Britton's small brewery inside Exit 6 consists of three containers: a hot liquor tank, a mash tun and a boil kettle. On average, it takes about a month for the beer to go from the tanks to a customer's glass, Britton said. He can turn around one of his three flagship beers, vanilla creme ale, in two weeks. His other two flagship beers are Ryane's Red, named after his daughter, and his own India Pale Ale, or IPA. Britton said he always has on tap at least five of the beers he brews.

"Hands down my biggest seller is vanilla creme ale," Britton said. "People around here like lighter beers. It's sweet and has a nice vanilla character to it. It's my entry-level craft beer. Hardcore beer nerds are digging on the vanilla creme. Why do people like IPA beers? Because they love hops. When you drink a nice IPA it's bitter, it's citrusy, it's florally, all at the same time. We make a great IPA."

It takes six beer distributors to fill Britton's orders for unique craft beers not easily found in chain restaurants or grocery stores. He has 23 taps and 50 selections of bottled beer, which changes frequently. Four oak casks next to the bar are full of beers Britton will age up to a year. He said he is not in the business of mass producing beer, and all of the beers he makes are his own recipes. In one cask is Britton's Russian Imperial Stout, which he said is very popular.

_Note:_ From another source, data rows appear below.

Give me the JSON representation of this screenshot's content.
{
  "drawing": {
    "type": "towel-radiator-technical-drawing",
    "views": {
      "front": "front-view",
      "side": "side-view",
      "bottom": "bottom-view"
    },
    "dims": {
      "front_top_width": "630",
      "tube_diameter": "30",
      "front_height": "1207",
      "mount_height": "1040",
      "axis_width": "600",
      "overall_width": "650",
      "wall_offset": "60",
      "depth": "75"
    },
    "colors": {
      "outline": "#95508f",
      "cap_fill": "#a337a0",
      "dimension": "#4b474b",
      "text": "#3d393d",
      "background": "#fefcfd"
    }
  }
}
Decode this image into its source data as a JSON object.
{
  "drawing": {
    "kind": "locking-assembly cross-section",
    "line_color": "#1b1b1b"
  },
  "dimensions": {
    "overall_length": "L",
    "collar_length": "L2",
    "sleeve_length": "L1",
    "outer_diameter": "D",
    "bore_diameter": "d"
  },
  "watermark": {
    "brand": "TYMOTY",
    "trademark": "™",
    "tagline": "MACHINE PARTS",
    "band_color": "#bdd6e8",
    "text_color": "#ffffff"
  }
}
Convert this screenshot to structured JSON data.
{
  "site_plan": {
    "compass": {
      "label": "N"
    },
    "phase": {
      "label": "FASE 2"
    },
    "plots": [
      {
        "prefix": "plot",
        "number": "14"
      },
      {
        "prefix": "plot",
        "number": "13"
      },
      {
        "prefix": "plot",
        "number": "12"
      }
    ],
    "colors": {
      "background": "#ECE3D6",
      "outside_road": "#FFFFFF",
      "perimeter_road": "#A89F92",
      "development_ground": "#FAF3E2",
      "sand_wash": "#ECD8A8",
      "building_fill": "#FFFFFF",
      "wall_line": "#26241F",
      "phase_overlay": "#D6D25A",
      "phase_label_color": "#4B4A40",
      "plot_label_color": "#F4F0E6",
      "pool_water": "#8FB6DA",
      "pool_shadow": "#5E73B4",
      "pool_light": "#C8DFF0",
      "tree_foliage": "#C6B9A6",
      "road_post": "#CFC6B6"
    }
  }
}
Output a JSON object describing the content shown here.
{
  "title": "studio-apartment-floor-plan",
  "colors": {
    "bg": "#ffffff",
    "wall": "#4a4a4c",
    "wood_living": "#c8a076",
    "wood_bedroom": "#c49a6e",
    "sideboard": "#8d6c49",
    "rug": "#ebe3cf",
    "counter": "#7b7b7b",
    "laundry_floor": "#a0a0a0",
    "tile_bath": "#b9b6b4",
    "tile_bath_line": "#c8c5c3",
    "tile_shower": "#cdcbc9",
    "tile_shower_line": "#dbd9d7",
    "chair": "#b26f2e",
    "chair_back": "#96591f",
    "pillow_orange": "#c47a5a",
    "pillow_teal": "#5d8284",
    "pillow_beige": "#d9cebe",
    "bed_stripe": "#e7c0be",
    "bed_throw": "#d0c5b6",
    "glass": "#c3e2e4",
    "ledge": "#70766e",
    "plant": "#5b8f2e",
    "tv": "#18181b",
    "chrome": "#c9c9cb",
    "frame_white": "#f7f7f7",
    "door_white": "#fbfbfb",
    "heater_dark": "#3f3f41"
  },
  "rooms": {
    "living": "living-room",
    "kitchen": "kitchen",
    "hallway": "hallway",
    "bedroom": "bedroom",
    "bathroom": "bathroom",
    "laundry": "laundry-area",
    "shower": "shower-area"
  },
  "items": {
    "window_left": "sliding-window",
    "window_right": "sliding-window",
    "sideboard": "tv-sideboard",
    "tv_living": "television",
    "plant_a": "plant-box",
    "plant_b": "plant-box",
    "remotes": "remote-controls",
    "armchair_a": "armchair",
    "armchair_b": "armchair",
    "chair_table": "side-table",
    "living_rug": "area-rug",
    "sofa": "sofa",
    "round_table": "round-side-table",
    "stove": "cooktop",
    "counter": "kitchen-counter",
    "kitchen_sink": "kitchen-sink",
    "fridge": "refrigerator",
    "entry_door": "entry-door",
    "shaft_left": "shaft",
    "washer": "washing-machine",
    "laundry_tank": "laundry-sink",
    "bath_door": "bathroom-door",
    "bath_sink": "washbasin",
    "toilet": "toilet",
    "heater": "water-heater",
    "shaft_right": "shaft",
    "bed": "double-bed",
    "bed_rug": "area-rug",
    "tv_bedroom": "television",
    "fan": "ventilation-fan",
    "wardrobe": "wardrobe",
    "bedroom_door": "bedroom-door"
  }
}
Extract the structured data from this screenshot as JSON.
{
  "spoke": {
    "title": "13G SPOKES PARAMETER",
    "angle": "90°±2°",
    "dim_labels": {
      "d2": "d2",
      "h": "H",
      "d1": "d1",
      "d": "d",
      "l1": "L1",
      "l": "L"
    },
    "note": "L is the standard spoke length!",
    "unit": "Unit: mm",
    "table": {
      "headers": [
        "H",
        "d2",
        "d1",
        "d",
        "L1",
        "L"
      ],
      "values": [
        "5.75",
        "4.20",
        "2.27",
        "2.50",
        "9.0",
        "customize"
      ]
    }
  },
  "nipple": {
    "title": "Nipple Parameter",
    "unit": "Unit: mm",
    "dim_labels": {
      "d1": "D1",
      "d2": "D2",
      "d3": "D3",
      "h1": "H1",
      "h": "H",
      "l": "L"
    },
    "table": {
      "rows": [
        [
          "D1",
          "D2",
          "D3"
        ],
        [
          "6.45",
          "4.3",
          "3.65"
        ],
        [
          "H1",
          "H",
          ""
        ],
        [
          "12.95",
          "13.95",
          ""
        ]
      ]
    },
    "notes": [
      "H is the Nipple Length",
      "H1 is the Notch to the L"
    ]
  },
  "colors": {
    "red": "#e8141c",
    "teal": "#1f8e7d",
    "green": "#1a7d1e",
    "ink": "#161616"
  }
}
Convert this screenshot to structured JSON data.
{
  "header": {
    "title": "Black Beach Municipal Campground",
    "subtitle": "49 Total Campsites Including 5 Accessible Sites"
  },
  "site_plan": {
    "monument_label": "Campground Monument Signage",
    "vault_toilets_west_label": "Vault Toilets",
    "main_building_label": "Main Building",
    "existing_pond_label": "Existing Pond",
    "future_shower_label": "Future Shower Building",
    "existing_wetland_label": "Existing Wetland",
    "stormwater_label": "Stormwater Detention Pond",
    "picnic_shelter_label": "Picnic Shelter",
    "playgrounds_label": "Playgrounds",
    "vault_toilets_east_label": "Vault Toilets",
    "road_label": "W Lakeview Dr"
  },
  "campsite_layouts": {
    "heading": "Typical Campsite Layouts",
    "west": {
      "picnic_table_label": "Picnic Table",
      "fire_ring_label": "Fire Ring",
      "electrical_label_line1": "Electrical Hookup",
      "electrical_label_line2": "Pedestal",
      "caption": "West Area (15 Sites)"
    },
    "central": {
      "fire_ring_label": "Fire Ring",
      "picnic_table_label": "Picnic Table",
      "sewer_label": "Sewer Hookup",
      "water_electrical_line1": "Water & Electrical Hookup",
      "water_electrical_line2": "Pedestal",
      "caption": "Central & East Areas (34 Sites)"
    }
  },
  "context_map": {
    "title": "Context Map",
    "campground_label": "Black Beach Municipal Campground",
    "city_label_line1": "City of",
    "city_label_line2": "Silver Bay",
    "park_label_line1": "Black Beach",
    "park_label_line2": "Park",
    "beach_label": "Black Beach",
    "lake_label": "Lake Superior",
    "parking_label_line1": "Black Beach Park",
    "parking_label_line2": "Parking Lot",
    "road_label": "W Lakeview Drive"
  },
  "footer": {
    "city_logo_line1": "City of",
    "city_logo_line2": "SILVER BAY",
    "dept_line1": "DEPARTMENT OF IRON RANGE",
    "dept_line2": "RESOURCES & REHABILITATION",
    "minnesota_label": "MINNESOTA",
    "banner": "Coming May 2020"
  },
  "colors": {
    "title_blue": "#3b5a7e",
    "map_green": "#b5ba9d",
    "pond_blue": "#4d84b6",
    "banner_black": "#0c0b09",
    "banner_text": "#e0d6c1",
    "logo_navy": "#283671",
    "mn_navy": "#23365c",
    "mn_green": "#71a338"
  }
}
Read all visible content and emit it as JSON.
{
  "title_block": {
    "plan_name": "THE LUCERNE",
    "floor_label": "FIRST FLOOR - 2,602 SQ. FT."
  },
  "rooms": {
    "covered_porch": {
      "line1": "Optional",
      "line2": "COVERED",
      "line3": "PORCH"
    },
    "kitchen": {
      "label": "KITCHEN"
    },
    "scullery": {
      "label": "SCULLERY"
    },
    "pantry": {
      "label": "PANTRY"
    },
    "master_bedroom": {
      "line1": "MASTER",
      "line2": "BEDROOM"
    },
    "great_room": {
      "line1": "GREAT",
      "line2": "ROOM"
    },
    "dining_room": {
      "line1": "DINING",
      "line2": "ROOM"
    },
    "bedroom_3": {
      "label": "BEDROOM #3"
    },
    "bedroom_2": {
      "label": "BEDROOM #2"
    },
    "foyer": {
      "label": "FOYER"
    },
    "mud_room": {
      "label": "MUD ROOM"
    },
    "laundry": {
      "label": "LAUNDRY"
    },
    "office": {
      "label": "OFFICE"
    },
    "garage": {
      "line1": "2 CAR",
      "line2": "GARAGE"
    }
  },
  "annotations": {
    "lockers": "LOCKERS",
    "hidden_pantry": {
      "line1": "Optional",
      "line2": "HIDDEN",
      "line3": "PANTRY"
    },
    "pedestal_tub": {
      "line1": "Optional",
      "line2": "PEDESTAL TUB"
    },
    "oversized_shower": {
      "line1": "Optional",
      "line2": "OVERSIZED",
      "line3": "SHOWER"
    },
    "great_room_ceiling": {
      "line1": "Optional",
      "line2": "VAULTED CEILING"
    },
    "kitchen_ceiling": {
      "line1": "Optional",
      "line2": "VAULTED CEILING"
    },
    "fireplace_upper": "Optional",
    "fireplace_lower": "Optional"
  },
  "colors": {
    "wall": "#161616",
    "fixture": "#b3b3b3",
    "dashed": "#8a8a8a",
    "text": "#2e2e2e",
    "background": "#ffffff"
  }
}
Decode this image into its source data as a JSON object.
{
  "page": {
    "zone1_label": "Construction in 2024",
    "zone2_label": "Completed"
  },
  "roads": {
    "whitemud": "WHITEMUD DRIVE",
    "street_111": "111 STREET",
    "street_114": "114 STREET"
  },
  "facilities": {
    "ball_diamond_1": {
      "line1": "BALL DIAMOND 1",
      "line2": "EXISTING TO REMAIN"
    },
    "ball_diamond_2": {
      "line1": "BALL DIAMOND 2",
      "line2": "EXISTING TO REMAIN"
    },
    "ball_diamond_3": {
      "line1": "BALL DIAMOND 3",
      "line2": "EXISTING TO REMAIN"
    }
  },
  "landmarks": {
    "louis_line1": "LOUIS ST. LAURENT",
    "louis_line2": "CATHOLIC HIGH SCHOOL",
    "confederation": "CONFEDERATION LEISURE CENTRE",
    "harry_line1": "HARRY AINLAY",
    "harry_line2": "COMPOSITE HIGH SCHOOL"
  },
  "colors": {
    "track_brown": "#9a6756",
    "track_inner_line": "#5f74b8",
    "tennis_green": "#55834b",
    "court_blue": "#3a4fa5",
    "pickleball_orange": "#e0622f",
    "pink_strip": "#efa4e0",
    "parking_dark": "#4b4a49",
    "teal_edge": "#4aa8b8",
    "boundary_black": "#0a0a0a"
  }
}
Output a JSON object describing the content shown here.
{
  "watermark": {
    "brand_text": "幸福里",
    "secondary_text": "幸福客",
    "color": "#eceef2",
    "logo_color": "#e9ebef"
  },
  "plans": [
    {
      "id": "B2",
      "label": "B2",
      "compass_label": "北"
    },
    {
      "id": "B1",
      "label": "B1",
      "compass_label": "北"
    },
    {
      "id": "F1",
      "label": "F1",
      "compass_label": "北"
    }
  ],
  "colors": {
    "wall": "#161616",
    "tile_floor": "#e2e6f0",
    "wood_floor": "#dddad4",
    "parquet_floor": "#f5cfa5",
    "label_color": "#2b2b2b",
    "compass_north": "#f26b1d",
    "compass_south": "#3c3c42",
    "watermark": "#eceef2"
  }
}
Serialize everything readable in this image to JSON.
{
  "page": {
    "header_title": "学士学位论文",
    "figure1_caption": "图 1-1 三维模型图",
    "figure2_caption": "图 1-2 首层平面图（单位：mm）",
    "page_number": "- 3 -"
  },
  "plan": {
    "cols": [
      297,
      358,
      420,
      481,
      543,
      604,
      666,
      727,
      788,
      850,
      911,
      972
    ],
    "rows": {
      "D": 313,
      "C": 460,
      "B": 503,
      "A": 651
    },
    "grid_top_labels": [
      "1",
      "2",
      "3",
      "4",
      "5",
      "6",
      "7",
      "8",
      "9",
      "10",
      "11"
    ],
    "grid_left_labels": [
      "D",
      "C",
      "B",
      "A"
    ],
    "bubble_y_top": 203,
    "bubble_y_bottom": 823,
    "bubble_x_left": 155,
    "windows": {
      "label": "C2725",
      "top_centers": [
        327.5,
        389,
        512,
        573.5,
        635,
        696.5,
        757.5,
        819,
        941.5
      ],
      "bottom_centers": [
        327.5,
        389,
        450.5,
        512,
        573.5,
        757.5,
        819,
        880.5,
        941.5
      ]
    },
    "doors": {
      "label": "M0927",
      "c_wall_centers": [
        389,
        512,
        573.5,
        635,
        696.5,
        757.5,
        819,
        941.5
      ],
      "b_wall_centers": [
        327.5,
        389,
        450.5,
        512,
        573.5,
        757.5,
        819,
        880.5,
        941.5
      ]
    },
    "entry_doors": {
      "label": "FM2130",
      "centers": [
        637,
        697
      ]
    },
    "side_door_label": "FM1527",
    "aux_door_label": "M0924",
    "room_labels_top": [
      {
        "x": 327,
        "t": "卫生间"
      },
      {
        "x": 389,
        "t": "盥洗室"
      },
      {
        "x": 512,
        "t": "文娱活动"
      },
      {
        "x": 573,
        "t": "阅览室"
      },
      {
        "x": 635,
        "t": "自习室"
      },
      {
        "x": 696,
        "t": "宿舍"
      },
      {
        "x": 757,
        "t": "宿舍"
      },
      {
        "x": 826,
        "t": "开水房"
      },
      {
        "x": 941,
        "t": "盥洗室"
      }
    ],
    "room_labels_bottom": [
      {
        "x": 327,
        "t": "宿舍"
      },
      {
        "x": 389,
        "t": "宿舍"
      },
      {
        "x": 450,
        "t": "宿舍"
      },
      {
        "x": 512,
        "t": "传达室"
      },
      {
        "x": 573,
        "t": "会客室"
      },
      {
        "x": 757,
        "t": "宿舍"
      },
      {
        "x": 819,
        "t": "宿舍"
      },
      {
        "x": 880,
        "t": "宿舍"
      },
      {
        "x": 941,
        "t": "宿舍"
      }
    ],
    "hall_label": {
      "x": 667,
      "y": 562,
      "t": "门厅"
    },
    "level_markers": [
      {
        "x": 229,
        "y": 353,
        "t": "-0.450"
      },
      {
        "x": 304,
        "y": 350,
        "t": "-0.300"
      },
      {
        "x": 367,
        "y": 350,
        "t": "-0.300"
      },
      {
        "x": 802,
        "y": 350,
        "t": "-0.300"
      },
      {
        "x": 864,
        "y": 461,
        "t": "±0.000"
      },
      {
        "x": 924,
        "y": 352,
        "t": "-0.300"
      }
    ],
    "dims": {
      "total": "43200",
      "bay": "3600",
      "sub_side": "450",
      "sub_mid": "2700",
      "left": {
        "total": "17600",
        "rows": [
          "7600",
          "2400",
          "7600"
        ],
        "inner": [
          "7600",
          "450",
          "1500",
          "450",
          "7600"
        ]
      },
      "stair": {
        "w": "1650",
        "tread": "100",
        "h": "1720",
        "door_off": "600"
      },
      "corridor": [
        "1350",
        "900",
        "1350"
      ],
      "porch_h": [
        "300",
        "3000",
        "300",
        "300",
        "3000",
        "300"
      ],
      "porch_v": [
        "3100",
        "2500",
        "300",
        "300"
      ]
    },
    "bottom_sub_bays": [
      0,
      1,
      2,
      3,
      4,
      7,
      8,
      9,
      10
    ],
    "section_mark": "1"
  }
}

"He's got a lot of variety here," Matt Brown said. "He carries a lot of craft beer, which we're into. We generally try to have a diverse beer taste when we come up here. We live pretty close and my wife's friend told us about this place, and we'd been going downtown, about 40 minutes from where we live, to fulfill our craft beer needs."

Those wanting a challenge at Exit 6 must face the Ghost Face Killah, a beer made by Twisted Pine Brewing Company in Colorado. The beer is brewed with six different chili peppers, including the ghost pepper, which according to www.ghostchilipeppers.com is ranked by the Guinness Book of World Records as the world's hottest pepper.

The challenge is to see how fast someone can drink three of the beers. Britton holds the record at 27.5 seconds. There are three rules to the challenge: drink all three beers, don't throw up, and if you do throw up, you have to clean it up. Britton said no one has completed the first part of the challenge without doing the second part.

"It's not for the weak of heart," he said. "It's hot as hell. It's uncomfortable to drink. Most people buy it as a novelty. It's the hottest thing you'll ever drink."

Tim Hayes helps Britton brew the beer. Britton started as a home brewer 17 years ago and said he still is trying to figure out if he's good at it. The 100 hours a week he works is a good indicator that his pub is busy and people like his beer. Britton said he hasn't had a full day off since February.

"Brewing is easy to do, but it's hard to do well," Britton said. "Anybody can make beer, but making it good is difficult. I've been drinking beer a long time and I know what it's supposed to taste like. If I hit those marks, I'm doing a good job. So far, so good."